The pandemic has normalized working from home, creating a ripple effect in the business world. It has encouraged many organizations to rethink their telecommuting practices, shrink the size of office spaces and, in some cases, shutter offices completely. More than half of Americans want to continue working remotely, which has encouraged 21 major companies, including Google, Uber, American Express and Airbnb to extend their work-from-home policies, according to Business Insider. These realities have provided individuals and families with an entirely new level of control over not just where they work, but where and how they live.
Fernish, the furniture company that Fast Company called “Rent-the-Runway, but for sofas,” is capitalizing on this expanded flexibility and mobility by giving consumers the power to design their work-from-home spaces with high-quality desks, office chairs and more. Fernish defines its furniture as “circular-ready,” a trademarked term describing the “durable and modular” process that helps give products a second life. Circular readiness is achieved through a combination of parts and fabric replacement, as well as an 11-step sanitation and refurbishment process that uses sustainably sourced materials.

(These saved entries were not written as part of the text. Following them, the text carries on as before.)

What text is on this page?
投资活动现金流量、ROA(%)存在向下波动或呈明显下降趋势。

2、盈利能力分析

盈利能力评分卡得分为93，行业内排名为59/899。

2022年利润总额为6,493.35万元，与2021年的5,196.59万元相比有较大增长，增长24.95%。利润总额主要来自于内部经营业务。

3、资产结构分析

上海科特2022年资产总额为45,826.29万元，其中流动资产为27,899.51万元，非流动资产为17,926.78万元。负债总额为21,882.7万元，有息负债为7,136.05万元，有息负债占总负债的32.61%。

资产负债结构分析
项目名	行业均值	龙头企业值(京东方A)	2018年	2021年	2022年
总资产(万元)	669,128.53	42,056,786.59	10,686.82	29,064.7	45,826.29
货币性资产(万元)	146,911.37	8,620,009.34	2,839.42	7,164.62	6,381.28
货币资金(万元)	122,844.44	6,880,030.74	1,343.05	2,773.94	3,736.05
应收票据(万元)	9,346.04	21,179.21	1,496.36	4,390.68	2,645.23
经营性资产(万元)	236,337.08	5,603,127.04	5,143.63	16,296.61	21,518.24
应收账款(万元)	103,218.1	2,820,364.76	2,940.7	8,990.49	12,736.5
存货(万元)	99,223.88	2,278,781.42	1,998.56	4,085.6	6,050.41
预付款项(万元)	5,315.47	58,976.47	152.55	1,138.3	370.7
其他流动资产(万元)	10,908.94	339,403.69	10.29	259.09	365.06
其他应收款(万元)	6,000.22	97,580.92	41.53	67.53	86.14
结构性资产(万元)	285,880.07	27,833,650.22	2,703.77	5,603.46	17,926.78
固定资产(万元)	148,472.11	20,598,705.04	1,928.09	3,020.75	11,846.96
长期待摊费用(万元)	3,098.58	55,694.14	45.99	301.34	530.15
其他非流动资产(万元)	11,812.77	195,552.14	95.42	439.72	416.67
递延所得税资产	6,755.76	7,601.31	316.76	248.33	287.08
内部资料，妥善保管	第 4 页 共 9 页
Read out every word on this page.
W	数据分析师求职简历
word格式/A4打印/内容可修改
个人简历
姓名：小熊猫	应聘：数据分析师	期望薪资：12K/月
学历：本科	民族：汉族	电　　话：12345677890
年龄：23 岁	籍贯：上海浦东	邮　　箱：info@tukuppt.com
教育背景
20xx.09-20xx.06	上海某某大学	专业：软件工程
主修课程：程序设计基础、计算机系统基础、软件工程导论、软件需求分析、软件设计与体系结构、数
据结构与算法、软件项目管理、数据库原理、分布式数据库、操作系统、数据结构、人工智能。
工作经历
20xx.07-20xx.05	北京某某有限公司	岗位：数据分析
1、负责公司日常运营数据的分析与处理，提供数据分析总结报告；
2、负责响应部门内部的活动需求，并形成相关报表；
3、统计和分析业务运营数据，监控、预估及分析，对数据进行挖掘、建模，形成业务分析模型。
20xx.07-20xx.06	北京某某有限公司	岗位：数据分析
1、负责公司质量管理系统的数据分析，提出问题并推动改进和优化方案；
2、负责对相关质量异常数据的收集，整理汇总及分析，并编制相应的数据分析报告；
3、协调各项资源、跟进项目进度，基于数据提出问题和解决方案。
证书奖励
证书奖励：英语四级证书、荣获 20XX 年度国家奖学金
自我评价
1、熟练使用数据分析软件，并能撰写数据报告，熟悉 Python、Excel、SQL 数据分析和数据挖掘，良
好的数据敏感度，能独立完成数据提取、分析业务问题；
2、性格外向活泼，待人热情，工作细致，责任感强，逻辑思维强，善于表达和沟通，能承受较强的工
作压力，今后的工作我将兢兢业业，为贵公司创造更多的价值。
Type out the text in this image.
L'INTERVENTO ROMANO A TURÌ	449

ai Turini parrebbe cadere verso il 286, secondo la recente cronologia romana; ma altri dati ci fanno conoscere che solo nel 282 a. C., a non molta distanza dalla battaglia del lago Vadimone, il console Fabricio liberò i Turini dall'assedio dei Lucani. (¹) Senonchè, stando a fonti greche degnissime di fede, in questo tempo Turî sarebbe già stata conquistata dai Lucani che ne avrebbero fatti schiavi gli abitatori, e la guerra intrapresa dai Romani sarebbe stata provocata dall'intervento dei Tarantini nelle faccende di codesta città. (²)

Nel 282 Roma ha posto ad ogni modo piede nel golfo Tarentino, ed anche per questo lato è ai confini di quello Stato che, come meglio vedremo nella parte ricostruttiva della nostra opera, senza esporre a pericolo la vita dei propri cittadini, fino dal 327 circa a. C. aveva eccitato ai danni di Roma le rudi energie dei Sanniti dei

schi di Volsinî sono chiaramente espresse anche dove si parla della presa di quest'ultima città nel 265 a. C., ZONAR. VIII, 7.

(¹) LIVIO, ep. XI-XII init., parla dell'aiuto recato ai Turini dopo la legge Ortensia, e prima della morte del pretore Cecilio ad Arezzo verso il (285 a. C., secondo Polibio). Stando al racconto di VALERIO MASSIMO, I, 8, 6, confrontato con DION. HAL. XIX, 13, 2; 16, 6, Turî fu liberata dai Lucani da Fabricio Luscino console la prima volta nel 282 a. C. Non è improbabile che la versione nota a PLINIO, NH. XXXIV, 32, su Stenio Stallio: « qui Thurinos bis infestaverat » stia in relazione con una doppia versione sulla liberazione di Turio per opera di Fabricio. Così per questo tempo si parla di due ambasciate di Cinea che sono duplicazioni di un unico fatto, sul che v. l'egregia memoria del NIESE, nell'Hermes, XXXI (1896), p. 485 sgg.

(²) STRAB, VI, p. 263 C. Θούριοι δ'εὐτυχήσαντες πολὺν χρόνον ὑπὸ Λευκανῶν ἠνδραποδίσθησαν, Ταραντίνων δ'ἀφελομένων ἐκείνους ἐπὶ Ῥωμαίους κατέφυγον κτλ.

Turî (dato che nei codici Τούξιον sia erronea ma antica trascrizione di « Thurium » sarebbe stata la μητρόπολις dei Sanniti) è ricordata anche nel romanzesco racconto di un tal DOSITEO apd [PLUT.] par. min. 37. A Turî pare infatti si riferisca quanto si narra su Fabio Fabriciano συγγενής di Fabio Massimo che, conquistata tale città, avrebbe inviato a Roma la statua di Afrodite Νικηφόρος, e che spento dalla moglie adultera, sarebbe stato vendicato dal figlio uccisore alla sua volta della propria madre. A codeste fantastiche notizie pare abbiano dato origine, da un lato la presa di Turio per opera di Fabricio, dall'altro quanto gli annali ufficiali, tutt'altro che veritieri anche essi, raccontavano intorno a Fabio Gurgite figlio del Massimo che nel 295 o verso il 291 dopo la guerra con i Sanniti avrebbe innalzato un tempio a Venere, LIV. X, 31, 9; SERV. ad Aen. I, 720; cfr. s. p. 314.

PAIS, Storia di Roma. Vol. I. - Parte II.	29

Additionally, touting itself as a “commitment-optional” brand, Fernish offers a variety of rental periods — from two months to one year. Consumers have the option of buying out products at any time. The company has established partnerships with furniture brands including CB2, Crate & Barrel, Floyd and Campaign, so consumers can easily outfit their entire homes.
This business model “removes a lot of the burden” consumers face as they strive to navigate the implications of working from home, and it has given Fernish a strong competitive advantage during the pandemic, according to Michael Barlow, Co-Founder and CEO of Fernish. “Everyone has shifted to ‘work from home’ to some degree, so if you need a setup for six months, we’ve got you, but if you need to extend, you can,” he said in an interview with Retail TouchPoints. He added that many people, including himself, have relocated to new cities to get a change of scenery, either for the short or long term, which is adding a new dimension to the Fernish use case.
“The big post-pandemic macro trend is that people are no longer tied to a certain city due to their jobs,” Barlow noted. “If you lose the anchor of an office and remote work rises, mobility is only going to increase. It’s really going to impact the generation behind us in a significant way, bringing them to smaller cities that are likely going to grow due to their lower cost of living.”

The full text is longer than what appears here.